To figure out where the accentuation is set in a word, say the word for all to hear. To hear an illustration of a spondee, state the words “transport stop” for all to hear and see how the two syllables are focused. Other spondee models incorporate “toothache,” “bookmark,” and “handshake.”

The most ideal approach to figure out how to utilize spondee in your composing is to read a few models so anyone might hear.

  1. “Pied Beauty” by Gerard Manley Hopkins (1918)

Greatness be to God for dappled things –

For skies of couple-shading as a brinded bovine;

For rose-moles all in texture upon trout that swim;

New firecoal chestnut-falls; finches’ wings;

Scene plotted and pieced – crease, decrepit, and furrow;

And all exchanges, their stuff and tackle and trim.

Everything counter, unique, extra, weird;

Whatever is flighty, freckled (who knows how?)

With quick, slow; sweet, sharp; adazzle, faint;

He fathers-forward whose magnificence is past change:

Applause him.

Gerard Manley Hopkins’ piece includes a few instances of spondee, including “rose-moles,” “all exchanges,” “extra, unusual,” “quick, slow,” “sweet, sharp,” “fathers-forward,” “past change,” and “Acclaim him.” These tangible words hang out as opposed to the principal line of the poem, which is comprised of trochees and sounds smooth and delicate in contrast with the dynamic and energizing spondees.

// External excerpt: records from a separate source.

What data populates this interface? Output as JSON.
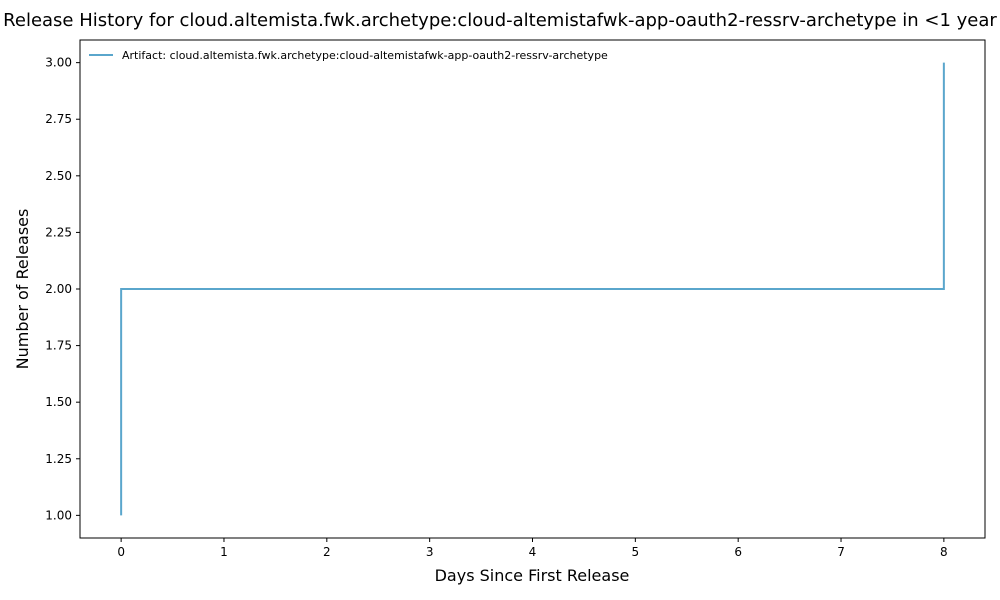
{
  "chart_data": {
    "type": "line",
    "step": "post",
    "title": "Release History for cloud.altemista.fwk.archetype:cloud-altemistafwk-app-oauth2-ressrv-archetype in <1 year",
    "xlabel": "Days Since First Release",
    "ylabel": "Number of Releases",
    "xlim": [
      -0.4,
      8.4
    ],
    "ylim": [
      0.9,
      3.1
    ],
    "xticks": [
      0,
      1,
      2,
      3,
      4,
      5,
      6,
      7,
      8
    ],
    "yticks": [
      "1.00",
      "1.25",
      "1.50",
      "1.75",
      "2.00",
      "2.25",
      "2.50",
      "2.75",
      "3.00"
    ],
    "legend_position": "top-left",
    "series": [
      {
        "name": "Artifact: cloud.altemista.fwk.archetype:cloud-altemistafwk-app-oauth2-ressrv-archetype",
        "color": "#5aa6cc",
        "x": [
          0,
          0,
          8,
          8
        ],
        "y": [
          1,
          2,
          2,
          3
        ]
      }
    ]
  }
}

  1. “Break, break, break” by Alfred, Lord Tennyson (1842)

Break, break, break,

On thy cold dim stones, O Sea!

What’s more, I would that my tongue could express

The contemplations that emerge in me.

O, well for the angler’s kid,

That he yells with his sister at play!

O, well for the mariner chap,

That he sings in his boat on the sound!

What’s more, the impressive boats go on

To their shelter under the slope;

Yet, O for the dash of a vanish’d hand,

Furthermore, the sound of a voice that is still!

Break, break, break

At the foot of thy ridges, O Sea!

Yet, the delicate elegance of a day that is dead

Will never return to me.

The first and second lines of Tennyson’s poem follow a spondaic meter. “Break, break,” “cold dark,” and “O Sea!” are altogether spondees, giving the earliest reference point of this poem a forceful energy.

Eli Scott

Eli Scott is our resident social media expert. He also writes about tips for authors to boost their presence online.